Former President Donald Trump slammed cryptocurrencies Tuesday, saying they are "a disaster waiting to happen."
"I like the currency of the United States," Trump said on the Fox Business network after being asked about cryptocurrencies. "I think the others are potentially a disaster waiting to happen."
Trump said Americans "should be invested in our currency" and not cryptocurrencies.
"They may be fake. Who knows what they are?" he told Fox Business. "They certainly are something that people don't know very much about. I have not been a big fan."
Markets Insider said that bitcoin proponents and other people have suggested cryptocurrencies could pose a threat to the U.S. dollar as a reserve currency and through their use in transactions.
In June, Trump called bitcoin "a scam" that threatens the U.S. dollar becoming "the currency of the world."
"Bitcoin just seems like a scam," Trump said on Fox Business. "With us, it was $6,000 and much lower. I don't like it because it's another currency competing against the dollar. Essentially, it’s a currency competing against a dollar. I want the dollar to be the currency of the world. That’s what I've always said."
The former president also criticized cryptocurrencies on a Twitter thread in 2019 before the social platform suspended his account.
"I'm not a fan of bitcoin and other cryptocurrencies, which are not money, and whose value is highly volatile and based on thin air," he tweeted then.

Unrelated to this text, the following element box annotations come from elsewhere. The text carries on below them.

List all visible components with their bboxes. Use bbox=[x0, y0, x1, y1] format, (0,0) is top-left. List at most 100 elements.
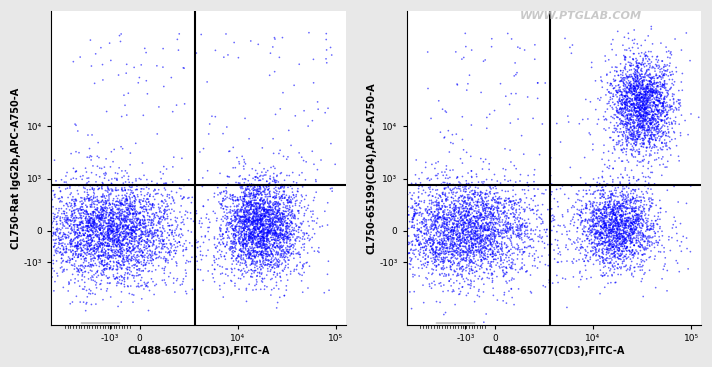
Point bbox=[106, 236, 117, 242]
Point bbox=[79, 284, 90, 290]
Point bbox=[644, 102, 656, 108]
Point bbox=[637, 223, 648, 229]
Point bbox=[261, 242, 273, 248]
Point bbox=[246, 219, 258, 225]
Point bbox=[444, 222, 455, 228]
Point bbox=[231, 224, 242, 229]
Point bbox=[88, 248, 99, 254]
Point bbox=[264, 193, 276, 199]
Point bbox=[231, 240, 242, 246]
Point bbox=[74, 266, 85, 272]
Point bbox=[623, 86, 634, 92]
Point bbox=[627, 227, 638, 233]
Point bbox=[446, 199, 457, 205]
Point bbox=[75, 204, 86, 210]
Point bbox=[260, 227, 271, 233]
Point bbox=[659, 249, 670, 255]
Point bbox=[633, 243, 644, 249]
Point bbox=[440, 238, 451, 244]
Point bbox=[229, 217, 241, 222]
Point bbox=[627, 230, 639, 236]
Point bbox=[248, 214, 259, 220]
Point bbox=[266, 259, 278, 265]
Point bbox=[446, 209, 457, 215]
Point bbox=[622, 100, 633, 106]
Point bbox=[252, 224, 263, 230]
Point bbox=[573, 284, 585, 290]
Point bbox=[491, 200, 502, 206]
Point bbox=[241, 212, 252, 218]
Point bbox=[216, 237, 227, 243]
Point bbox=[57, 236, 68, 242]
Point bbox=[657, 102, 669, 108]
Point bbox=[449, 218, 460, 224]
Point bbox=[264, 211, 276, 217]
Point bbox=[229, 194, 240, 200]
Point bbox=[74, 211, 85, 217]
Point bbox=[256, 229, 267, 235]
Point bbox=[614, 223, 626, 229]
Point bbox=[110, 248, 121, 254]
Point bbox=[622, 96, 634, 102]
Point bbox=[95, 211, 107, 217]
Point bbox=[119, 214, 130, 219]
Point bbox=[639, 92, 650, 98]
Point bbox=[246, 190, 257, 196]
Point bbox=[241, 204, 253, 210]
Point bbox=[590, 234, 601, 240]
Point bbox=[661, 94, 672, 100]
Point bbox=[61, 215, 73, 221]
Point bbox=[622, 218, 633, 224]
Point bbox=[580, 233, 592, 239]
Point bbox=[241, 220, 253, 226]
Point bbox=[613, 204, 624, 210]
Point bbox=[256, 212, 267, 218]
Point bbox=[458, 221, 469, 227]
Point bbox=[128, 257, 140, 262]
Point bbox=[76, 228, 88, 233]
Point bbox=[174, 232, 185, 237]
Point bbox=[617, 233, 628, 239]
Point bbox=[241, 210, 253, 215]
Point bbox=[106, 230, 117, 236]
Point bbox=[407, 223, 418, 229]
Point bbox=[61, 210, 73, 216]
Point bbox=[424, 233, 436, 239]
Point bbox=[501, 259, 513, 265]
Point bbox=[627, 221, 639, 227]
Point bbox=[629, 201, 641, 207]
Point bbox=[261, 238, 272, 244]
Point bbox=[279, 249, 290, 255]
Point bbox=[592, 215, 603, 221]
Point bbox=[424, 207, 436, 212]
Point bbox=[652, 91, 664, 97]
Point bbox=[248, 231, 260, 237]
Point bbox=[613, 100, 624, 106]
Point bbox=[129, 230, 140, 236]
Point bbox=[61, 219, 72, 225]
Point bbox=[617, 204, 629, 210]
Point bbox=[625, 122, 637, 128]
Point bbox=[588, 239, 600, 245]
Point bbox=[253, 217, 265, 223]
Point bbox=[283, 200, 294, 206]
Point bbox=[620, 75, 632, 81]
Point bbox=[668, 107, 679, 113]
Point bbox=[637, 230, 648, 236]
Point bbox=[75, 242, 86, 248]
Point bbox=[126, 257, 137, 263]
Point bbox=[247, 260, 258, 266]
Point bbox=[525, 231, 537, 237]
Point bbox=[629, 91, 640, 97]
Point bbox=[620, 218, 632, 224]
Point bbox=[644, 79, 655, 85]
Point bbox=[506, 275, 518, 281]
Point bbox=[257, 276, 268, 282]
Point bbox=[92, 207, 103, 213]
Point bbox=[429, 257, 440, 262]
Point bbox=[269, 181, 281, 187]
Point bbox=[548, 215, 559, 221]
Point bbox=[271, 179, 282, 185]
Point bbox=[485, 252, 496, 258]
Point bbox=[98, 235, 109, 241]
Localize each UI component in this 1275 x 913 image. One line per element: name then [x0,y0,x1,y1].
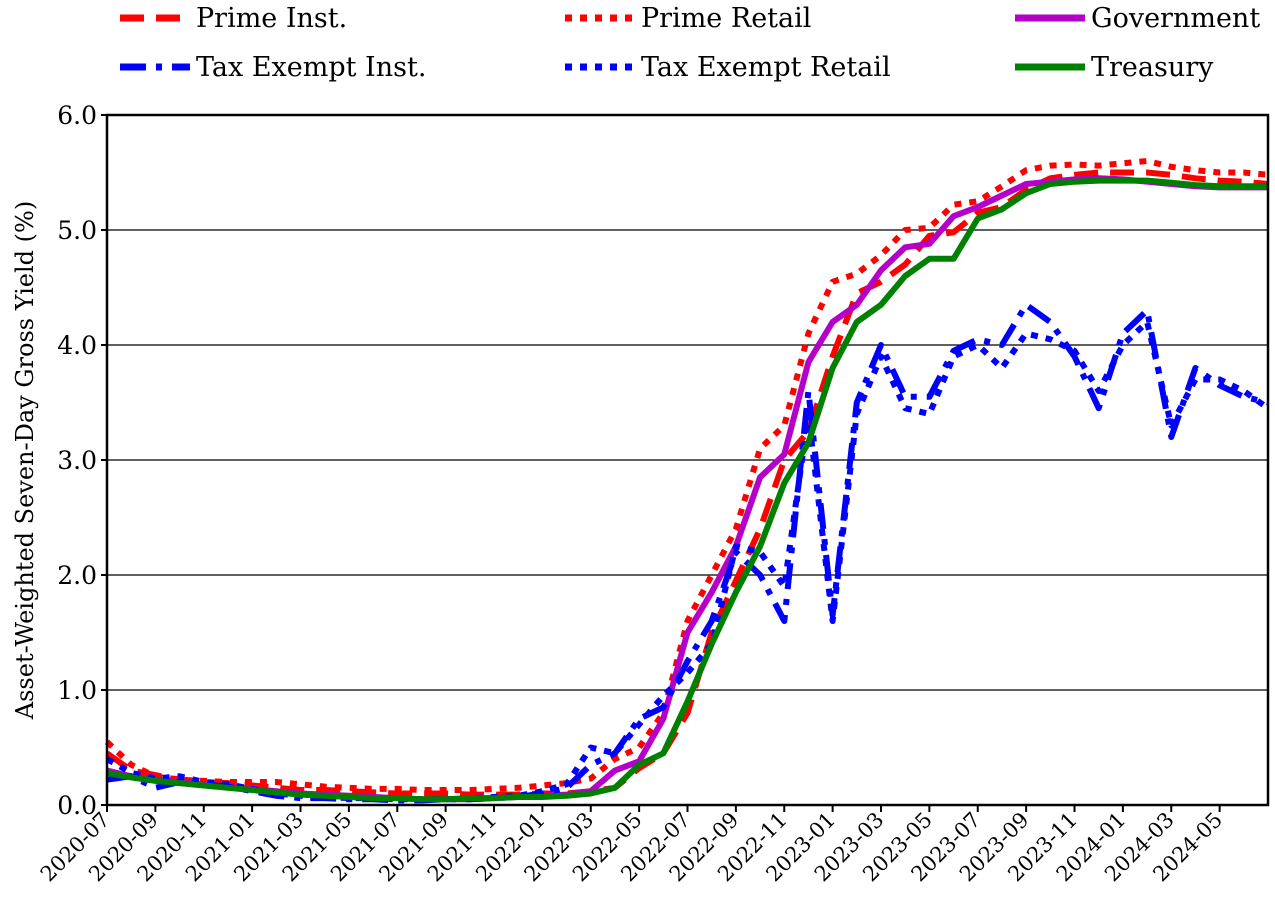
legend-label: Tax Exempt Inst. [196,52,426,83]
series-line-treasury [106,177,1268,803]
legend-item: Prime Retail [565,3,811,34]
legend-item: Tax Exempt Inst. [120,52,426,83]
series-line-tax-exempt-inst [106,301,1269,804]
legend-label: Prime Inst. [196,3,347,34]
legend-label: Treasury [1091,52,1214,83]
y-tick-label: 0.0 [57,791,97,820]
x-axis: 2020-072020-092020-112021-012021-032021-… [36,805,1227,886]
legend-item: Tax Exempt Retail [565,52,891,83]
y-axis: 0.0 1.0 2.0 3.0 4.0 5.0 6.0 [57,101,107,820]
y-tick-label: 6.0 [57,101,97,130]
y-tick-label: 2.0 [57,561,97,590]
legend-label: Government [1091,3,1260,34]
legend-label: Prime Retail [641,3,811,34]
legend: Prime Inst. Prime Retail Government Tax Exe… [120,3,1260,83]
legend-item: Government [1015,3,1260,34]
y-tick-label: 1.0 [57,676,97,705]
y-tick-label: 4.0 [57,331,97,360]
grid-lines [107,229,1268,691]
y-tick-label: 5.0 [57,216,97,245]
legend-item: Prime Inst. [120,3,347,34]
series-line-prime-inst [105,169,1269,798]
series-line-prime-retail [104,158,1269,793]
y-axis-label: Asset-Weighted Seven-Day Gross Yield (%) [11,201,39,720]
y-tick-label: 3.0 [57,446,97,475]
series-layer [104,158,1270,804]
legend-item: Treasury [1015,52,1214,83]
legend-label: Tax Exempt Retail [641,52,891,83]
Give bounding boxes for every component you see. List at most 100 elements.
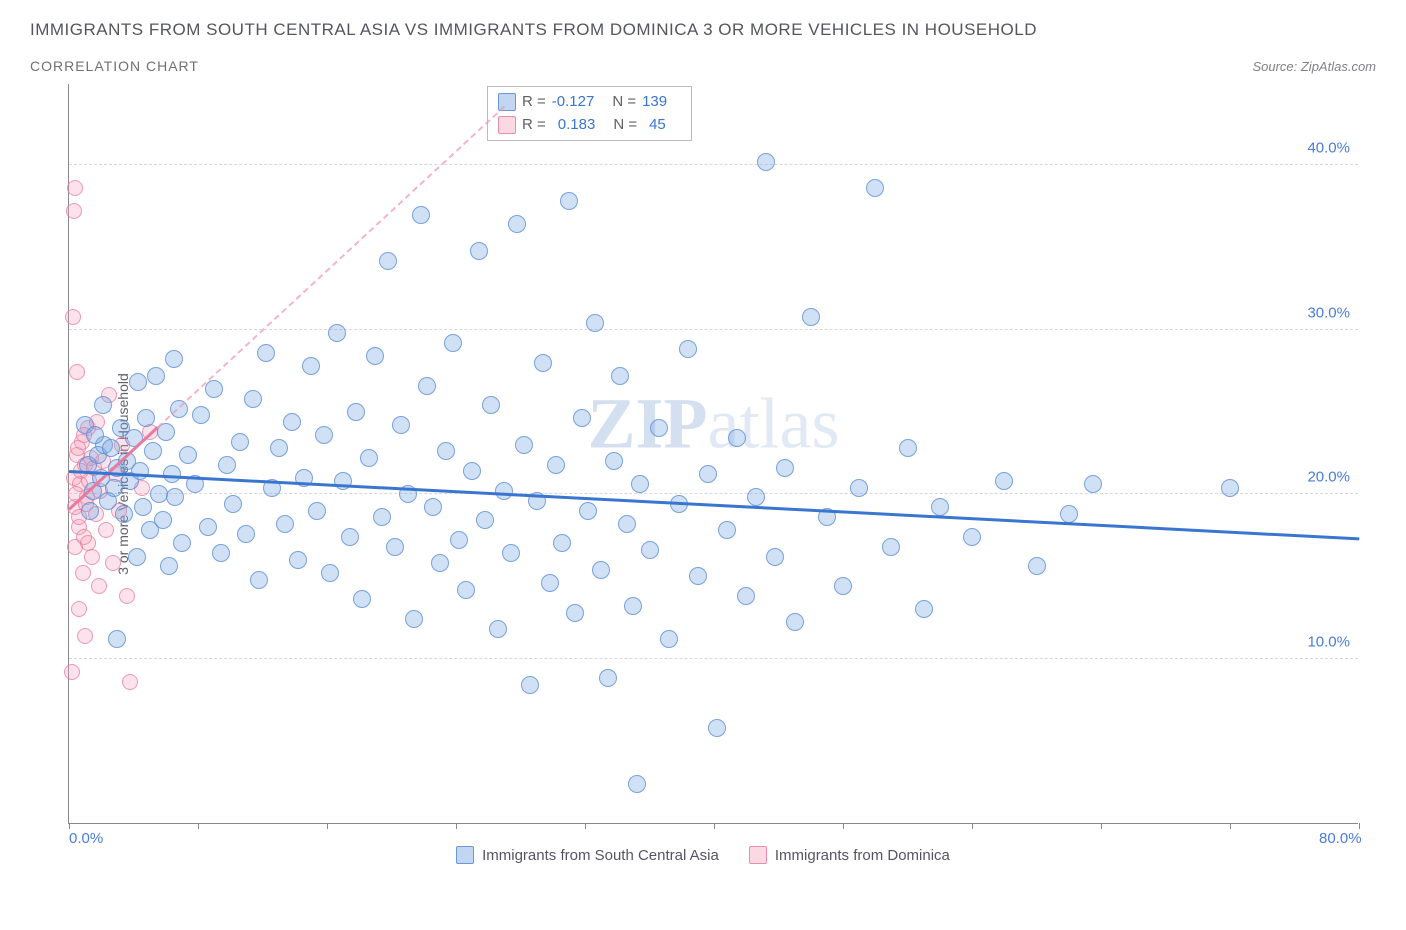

Bitcoin's price, once a record high above $64,000, had fallen 25%, to about $47,500, as of Wednesday. However, it remained up 64% so far this year.
The U.S. dollar index has changed little this year.
Cryptocurrencies have grown in popularity among retail investors — something that has prompted U.S. regulators and lawmakers to increase attention in recent months.
Despite Trump's feelings about crypto, a group of his supporters launched a digital token as a reaction to his loss in the 2020 election. Magacoin has received more than 1,000 sign-ups since its launch, as of July, Markets Insider reported.
Gary Gensler, President Joe Biden's appointment to chair of the Securities and Exchange Commission, has said cryptocurrency trading platforms have become so large that they need to embrace regulation.
"There are a lot of platforms that are in operation today that would do better engaging and instead there is a bit of begging for forgiveness, rather than asking for permission," Gensler said in a Financial Times interview published Wednesday.